InvITs in India – A Complete Beginner-to-Advanced Guide

What are InvITs?

Infrastructure Investment Trusts (InvITs) are investment vehicles introduced by SEBI to allow individuals to invest in large infrastructure assets such as roads, power transmission lines, pipelines, telecom towers, and renewable energy projects.

They work similarly to mutual funds but invest specifically in revenue-generating infrastructure projects.

👉 Simply put: InvITs let you earn regular income from India’s infrastructure growth without owning the asset directly.

Why Were InvITs Introduced in India?

  • To unlock capital stuck in long-term infrastructure projects

  • To help developers reduce debt

  • To give retail investors access to infrastructure income

  • To fund India’s massive infrastructure expansion (roads, power, green energy)

How InvITs Work (Simple Flow)

  1. Infrastructure asset (highway, power line, etc.) generates revenue

  2. Revenue flows to the InvIT

  3. After expenses, most income is distributed to investors

  4. Investors receive quarterly or half-yearly payouts

By regulation, at least 90% of cash flows must be distributed to unit holders.

Types of InvITs in India

1. Publicly Listed InvITs

  • Traded on National Stock Exchange of India (NSE) and BSE Limited

  • Available to retail investors

  • Transparent pricing and disclosures

  • Examples:

    • IRB InvIT Fund

    • PowerGrid InvIT

    • IndiGrid InvIT

Best for individual investors

2. Private / Unlisted InvITs

  • Not listed on stock exchanges

  • High minimum investment (₹1 crore+)

  • Mainly for institutions and HNIs

  • Limited liquidity

Not suitable for retail investors

3. Based on Asset Ownership Structure

a) Equity-based InvITs

  • Income from tolls, tariffs, or usage fees

  • Cash flows may vary with economic activity

  • Higher growth potential

b) Hybrid InvITs

  • Combination of equity + debt

  • More stable income with moderate growth

How Can You Invest in InvITs in India?

Method 1: Through Stock Market (Most Common)
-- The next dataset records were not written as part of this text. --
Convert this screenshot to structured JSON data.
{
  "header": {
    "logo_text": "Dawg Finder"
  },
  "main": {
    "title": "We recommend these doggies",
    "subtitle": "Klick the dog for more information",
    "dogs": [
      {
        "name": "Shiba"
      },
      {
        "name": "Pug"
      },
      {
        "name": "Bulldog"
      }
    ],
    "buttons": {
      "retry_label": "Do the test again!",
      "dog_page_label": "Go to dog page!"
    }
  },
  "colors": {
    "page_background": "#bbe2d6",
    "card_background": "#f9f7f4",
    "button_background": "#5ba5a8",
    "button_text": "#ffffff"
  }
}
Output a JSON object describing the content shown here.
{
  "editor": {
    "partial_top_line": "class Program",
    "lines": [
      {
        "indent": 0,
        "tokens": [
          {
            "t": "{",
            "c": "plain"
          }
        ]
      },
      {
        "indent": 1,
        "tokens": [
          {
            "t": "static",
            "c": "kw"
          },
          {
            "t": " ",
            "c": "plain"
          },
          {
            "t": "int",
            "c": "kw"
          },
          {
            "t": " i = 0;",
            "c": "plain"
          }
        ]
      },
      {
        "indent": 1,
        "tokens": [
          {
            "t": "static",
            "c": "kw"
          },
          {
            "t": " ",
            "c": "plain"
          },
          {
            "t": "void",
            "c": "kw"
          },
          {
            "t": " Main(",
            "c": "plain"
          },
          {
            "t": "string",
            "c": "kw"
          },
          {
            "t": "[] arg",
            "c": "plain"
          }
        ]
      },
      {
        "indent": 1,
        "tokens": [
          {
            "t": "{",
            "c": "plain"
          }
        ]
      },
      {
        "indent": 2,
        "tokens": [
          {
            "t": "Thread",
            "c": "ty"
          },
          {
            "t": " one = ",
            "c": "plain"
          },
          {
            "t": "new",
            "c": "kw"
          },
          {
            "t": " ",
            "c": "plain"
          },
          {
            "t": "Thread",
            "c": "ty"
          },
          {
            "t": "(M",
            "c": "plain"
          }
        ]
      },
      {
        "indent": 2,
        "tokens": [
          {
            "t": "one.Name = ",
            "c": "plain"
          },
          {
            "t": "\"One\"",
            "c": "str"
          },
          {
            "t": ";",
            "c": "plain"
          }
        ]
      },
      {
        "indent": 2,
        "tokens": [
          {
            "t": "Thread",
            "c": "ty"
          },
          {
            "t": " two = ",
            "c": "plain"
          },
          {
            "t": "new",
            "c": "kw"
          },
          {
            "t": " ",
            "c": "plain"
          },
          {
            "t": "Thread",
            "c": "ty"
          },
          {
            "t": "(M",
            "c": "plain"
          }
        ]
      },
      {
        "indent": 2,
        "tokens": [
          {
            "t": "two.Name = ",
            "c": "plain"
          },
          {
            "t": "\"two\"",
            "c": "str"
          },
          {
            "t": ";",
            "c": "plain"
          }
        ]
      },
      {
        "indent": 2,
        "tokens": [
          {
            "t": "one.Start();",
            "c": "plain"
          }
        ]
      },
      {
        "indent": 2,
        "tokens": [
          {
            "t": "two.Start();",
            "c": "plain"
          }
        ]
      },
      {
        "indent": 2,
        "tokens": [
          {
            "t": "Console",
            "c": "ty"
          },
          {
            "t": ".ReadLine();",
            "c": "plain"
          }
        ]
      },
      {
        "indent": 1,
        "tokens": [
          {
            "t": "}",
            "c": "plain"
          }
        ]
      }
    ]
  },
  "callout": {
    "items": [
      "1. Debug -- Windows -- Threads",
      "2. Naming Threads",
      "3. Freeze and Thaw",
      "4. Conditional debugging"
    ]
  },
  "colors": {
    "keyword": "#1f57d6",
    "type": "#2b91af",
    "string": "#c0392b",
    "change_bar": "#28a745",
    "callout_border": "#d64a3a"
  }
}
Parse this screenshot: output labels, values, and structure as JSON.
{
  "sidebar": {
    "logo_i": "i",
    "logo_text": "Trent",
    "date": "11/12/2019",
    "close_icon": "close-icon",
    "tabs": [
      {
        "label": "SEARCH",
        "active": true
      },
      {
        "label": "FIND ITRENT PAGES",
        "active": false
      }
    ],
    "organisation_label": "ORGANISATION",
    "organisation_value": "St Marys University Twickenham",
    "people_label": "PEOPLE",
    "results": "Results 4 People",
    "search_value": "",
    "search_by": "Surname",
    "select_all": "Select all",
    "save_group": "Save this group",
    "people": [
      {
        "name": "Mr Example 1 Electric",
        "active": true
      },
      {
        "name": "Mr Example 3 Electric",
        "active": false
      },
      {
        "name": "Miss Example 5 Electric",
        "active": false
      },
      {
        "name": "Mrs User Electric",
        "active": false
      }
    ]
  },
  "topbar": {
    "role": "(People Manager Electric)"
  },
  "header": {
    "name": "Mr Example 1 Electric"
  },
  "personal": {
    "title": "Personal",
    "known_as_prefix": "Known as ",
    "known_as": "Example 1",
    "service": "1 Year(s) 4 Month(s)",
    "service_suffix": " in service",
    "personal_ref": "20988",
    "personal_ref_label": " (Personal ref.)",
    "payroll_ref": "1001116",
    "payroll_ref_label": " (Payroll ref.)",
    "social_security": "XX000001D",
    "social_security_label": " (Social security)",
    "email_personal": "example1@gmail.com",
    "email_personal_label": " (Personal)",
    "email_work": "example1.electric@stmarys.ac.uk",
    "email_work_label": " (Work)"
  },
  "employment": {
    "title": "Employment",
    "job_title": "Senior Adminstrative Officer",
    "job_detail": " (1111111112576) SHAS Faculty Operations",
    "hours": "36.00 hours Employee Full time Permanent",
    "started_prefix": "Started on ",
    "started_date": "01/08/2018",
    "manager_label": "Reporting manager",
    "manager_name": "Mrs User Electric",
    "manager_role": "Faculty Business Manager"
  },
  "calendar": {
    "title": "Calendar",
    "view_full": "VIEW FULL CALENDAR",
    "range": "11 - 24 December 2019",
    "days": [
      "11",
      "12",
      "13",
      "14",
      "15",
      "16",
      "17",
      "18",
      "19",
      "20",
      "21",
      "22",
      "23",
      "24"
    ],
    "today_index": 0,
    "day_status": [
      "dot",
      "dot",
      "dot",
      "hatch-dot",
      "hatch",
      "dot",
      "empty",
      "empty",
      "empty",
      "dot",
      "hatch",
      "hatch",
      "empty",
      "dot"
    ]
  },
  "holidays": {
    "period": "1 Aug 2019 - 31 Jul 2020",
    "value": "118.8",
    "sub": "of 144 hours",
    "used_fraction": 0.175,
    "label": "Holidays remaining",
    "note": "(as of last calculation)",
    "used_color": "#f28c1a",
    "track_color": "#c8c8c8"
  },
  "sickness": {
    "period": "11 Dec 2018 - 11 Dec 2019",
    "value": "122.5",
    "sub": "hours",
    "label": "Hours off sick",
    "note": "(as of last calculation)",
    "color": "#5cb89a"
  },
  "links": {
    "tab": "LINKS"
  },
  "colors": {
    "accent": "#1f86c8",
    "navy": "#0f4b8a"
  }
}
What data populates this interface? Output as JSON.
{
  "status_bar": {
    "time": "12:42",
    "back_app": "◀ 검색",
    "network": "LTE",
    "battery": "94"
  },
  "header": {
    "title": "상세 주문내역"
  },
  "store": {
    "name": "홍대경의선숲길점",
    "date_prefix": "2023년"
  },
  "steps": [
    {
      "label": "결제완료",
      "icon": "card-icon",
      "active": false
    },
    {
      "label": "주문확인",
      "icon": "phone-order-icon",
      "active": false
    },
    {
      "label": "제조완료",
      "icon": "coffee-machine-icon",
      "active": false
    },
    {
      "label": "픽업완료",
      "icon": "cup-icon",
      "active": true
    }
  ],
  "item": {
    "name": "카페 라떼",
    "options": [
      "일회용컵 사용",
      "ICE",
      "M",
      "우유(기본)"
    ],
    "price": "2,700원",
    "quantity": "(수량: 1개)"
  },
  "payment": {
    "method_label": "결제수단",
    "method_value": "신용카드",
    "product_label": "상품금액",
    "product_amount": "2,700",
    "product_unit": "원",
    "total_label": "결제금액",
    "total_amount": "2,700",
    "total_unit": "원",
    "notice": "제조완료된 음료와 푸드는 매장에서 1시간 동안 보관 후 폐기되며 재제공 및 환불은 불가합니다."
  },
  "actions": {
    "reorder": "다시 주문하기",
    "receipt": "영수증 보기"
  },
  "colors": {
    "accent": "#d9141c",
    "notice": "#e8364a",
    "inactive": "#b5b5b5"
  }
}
  1. Open a Demat & Trading Account

  2. Search for listed InvITs on NSE/BSE

  3. Buy units just like shares

  4. Receive income directly in your bank account

💰 Minimum investment: ~₹10,000–₹15,000

Method 2: During IPO of an InvIT

  • Subscribe when an InvIT launches its IPO

  • Similar process to equity IPOs

  • Units later get listed on exchanges

Method 3: Through Mutual Funds / ETFs

  • Some debt or hybrid funds may have exposure to InvITs

  • Lower direct control but easier diversification

Returns from InvITs

Returns come from:

  • Interest income

  • Dividend income

  • Repayment of capital

📊 Typical annual yield: 8%–12% (can vary)

Returns are more income-oriented than growth-oriented.

Taxation of InvITs (Important)

Income Type

Tax Treatment

Interest

Taxed as per slab

Dividend

Taxed as per slab

Capital repayment

Mostly tax-free

Capital gains

Like equity (short/long term rules)

📌 Taxation can be complex → always check payout breakup.

Advantages of InvITs

  • Regular cash flow

  • Lower volatility than stocks

  • Exposure to essential infrastructure

  • Professional management

  • Regulated by SEBI

Risks You Should Know

  • Interest rate risk

  • Traffic / usage risk (for toll roads)

  • Regulatory & policy risk

  • Limited capital appreciation

  • Liquidity risk during market stress

Who Should Invest in InvITs?

✔ Investors seeking steady income
✔ Retirees or conservative investors
✔ Portfolio diversification seekers
✔ Long-term investors (5–10 years)

Not ideal for short-term traders or high-growth seekers

InvITs vs REITs (Quick Comparison)

Feature

InvIT

REIT

Asset Type

Infrastructure

Real Estate

Income

Tolls, tariffs

Rent

Risk

Moderate

Low–Moderate

Growth

Limited

Moderate

Final Takeaway

InvITs are a powerful but underutilized investment option in India. They sit between fixed income and equity, offering stable returns with moderate risk, backed by India’s long-term infrastructure story.

If used wisely, InvITs can be an excellent income-generating pillar in your investment portfolio.